Henderson snorted: "I wish he was fat. I'd take him to ride in Bill Evans' machine. But, gee! he's so thin he'd stick in the seat like a sliver!"

Henderson had devoted himself to the entertainment of the visitors. He had organized a picnic to a far canyon where the "officers" and their wives offered the committee a wonderful camp supper, by a camp fire that lighted the desert for miles. He had induced the Mexicans in the lower camp to give one of their religious plays for the second night's entertainment. The moving picture hall was turned into a theater and the play, in queer Spanish, a strange mixture of miracle-play and buffoonery, delighted the hombres and astounded the whites.
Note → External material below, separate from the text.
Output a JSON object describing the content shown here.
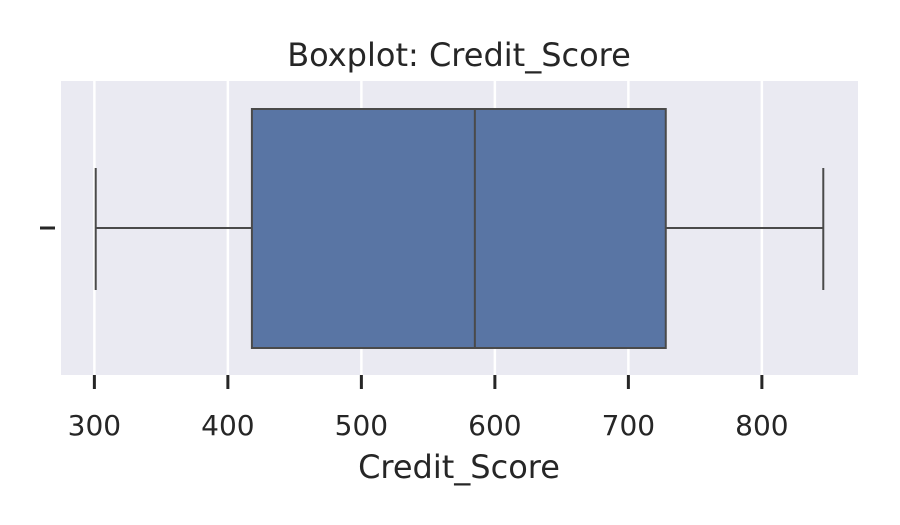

But the consummation of Henderson's art as an entertainment provider was to be the Mask Ball. This was to take place after the hearing at Cabillo was finished.
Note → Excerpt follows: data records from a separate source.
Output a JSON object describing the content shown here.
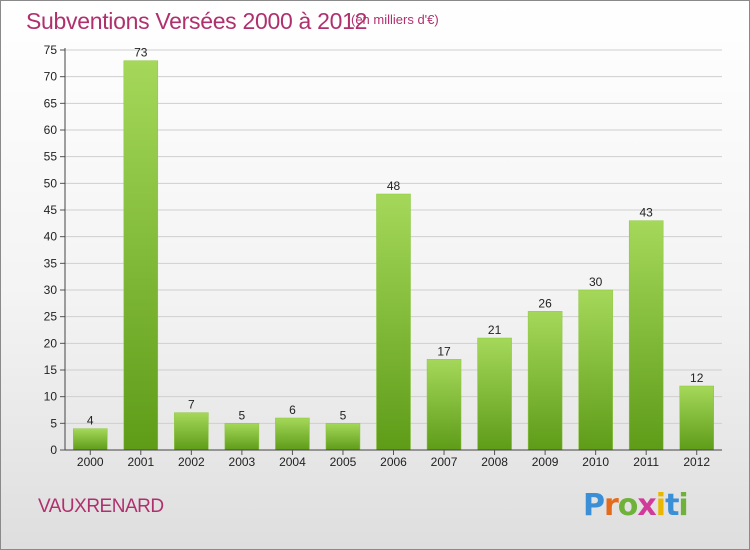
{
  "header": {
    "title": "Subventions Versées 2000 à 2012",
    "subtitle": "(en milliers d'€)"
  },
  "commune": "VAUXRENARD",
  "logo": {
    "text": "Proxiti",
    "letters": [
      "P",
      "r",
      "o",
      "x",
      "i",
      "t",
      "i"
    ],
    "colors": [
      "#3a8fd6",
      "#e46a1c",
      "#6fb23a",
      "#d23a9a",
      "#e8b800",
      "#3a8fd6",
      "#6fb23a"
    ]
  },
  "colors": {
    "accent": "#b0306e",
    "bar_light": "#a5d85a",
    "bar_dark": "#5e9c18"
  },
  "chart_data": {
    "type": "bar",
    "categories": [
      "2000",
      "2001",
      "2002",
      "2003",
      "2004",
      "2005",
      "2006",
      "2007",
      "2008",
      "2009",
      "2010",
      "2011",
      "2012"
    ],
    "values": [
      4,
      73,
      7,
      5,
      6,
      5,
      48,
      17,
      21,
      26,
      30,
      43,
      12
    ],
    "title": "Subventions Versées 2000 à 2012",
    "subtitle": "(en milliers d'€)",
    "xlabel": "",
    "ylabel": "",
    "ylim": [
      0,
      75
    ],
    "yticks": [
      0,
      5,
      10,
      15,
      20,
      25,
      30,
      35,
      40,
      45,
      50,
      55,
      60,
      65,
      70,
      75
    ],
    "grid": true,
    "data_labels": true
  }
}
Jim gave all his time to the committee. He turned the office and its force over to them; gave them the freedom of the account books and the safe. Let them rummage the warehouse and its system. Explained his engineering mistakes to them. Went over and over the details of the flood, of the weathering abutments, of the concrete that did not come up to specifications, of the new system of concrete mixture that he and his cement engineer were evolving and which Jim believed in so ardently that he was using it on the dam. But in regard to Freet or to any graft in the Service he was persistently silent.

The Hearing was like and yet unlike the May hearing. It lacked the dignity of the first occasion and the Vermont member who presided was not the calm, inscrutable judge that the Secretary had been. The hall in Cabillo was packed with farmers and their wives and sweethearts and with Del Norte citizens.
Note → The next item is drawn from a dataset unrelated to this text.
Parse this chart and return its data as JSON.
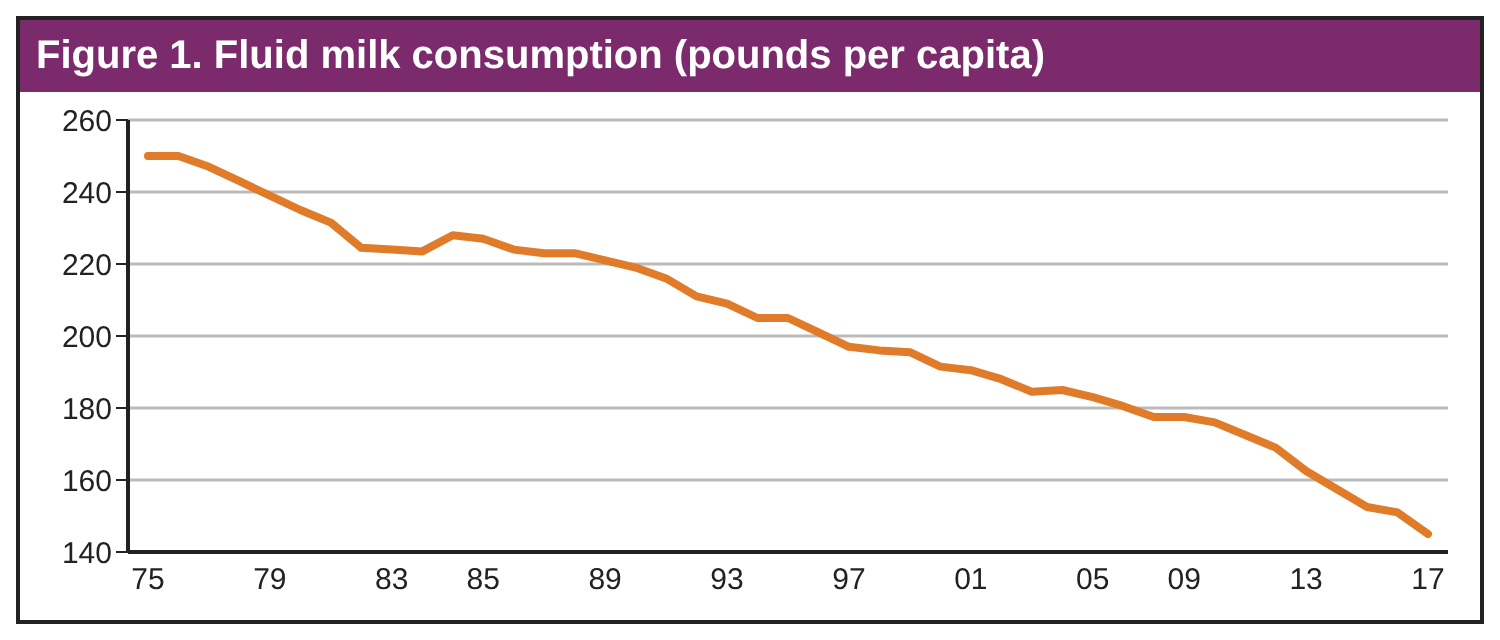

The main effort of the speakers at the Hearing was to prove the inordinate extravagance and incompetence of Jim and his associates. For three days Jim answered questions quietly and as briefly as possible. But he was not able to compass the cool indifference that had kept him staring out the window of the Interior Department. There was growing within him an overwhelming desire to protest. He saw that, however fair the other members of the committee were inclined to be, their certainty of Freet's dishonesty, coupled with the fact that he was a pupil of Freet's, would be used by the restless vindictiveness of the Vermont member without doubt, to bring about his dismissal.

He felt an increasing desire to make a last stand against the wall of the nation's indifference, to make the people of the Project and the people of the world understand his viewpoint. But words failed him until the last day of the Hearing.

On this last day, Sara and Pen attended the hearing, as guests of Fleckenstein, who had sent his great touring car for them. Jim nodded to them across the room but made no attempt to speak to them. It was nearing five o'clock when Fleckenstein closed his testimony.

"The Reclamation Service," he said, "is like every other department of the government. It is a refuge for the incompetent whose one skill is in grafting. The cost of this dam has jumped over the estimates by hundreds of thousands. Forty dollars an acre is what the farmers of this project must pay the government instead of the estimated thirty. I do not lay the whole blame on Mr. Manning, even though he is Freet's pupil. Part of it is due to the criminal ignorance and weakness of Mr. Manning's predecessor. We farmers——"

"Stop!" thundered Jim. He jumped to his feet. Fleckenstein gasped. Jim threw back his hair. His gray eyes were black. His thin brown face was flushed. Under his khaki riding suit his long steel muscles were tense.

"My predecessor was Frederick Watts. I grew to know him well. He was a master mind in his profession, but he was gentle and sensitive and, like many men who have lived long in the open, silent. About the time that he started to build this dam the money interests in this country decided that the nation was getting too much water power control. They decided that the best way to stop the nation's growth in this direction was to discredit the Service. Frederick Watts was one of their first targets. By means too subtle for me to understand, they set machinery going in this vicinity by which every step that Watts took was made a kick against him.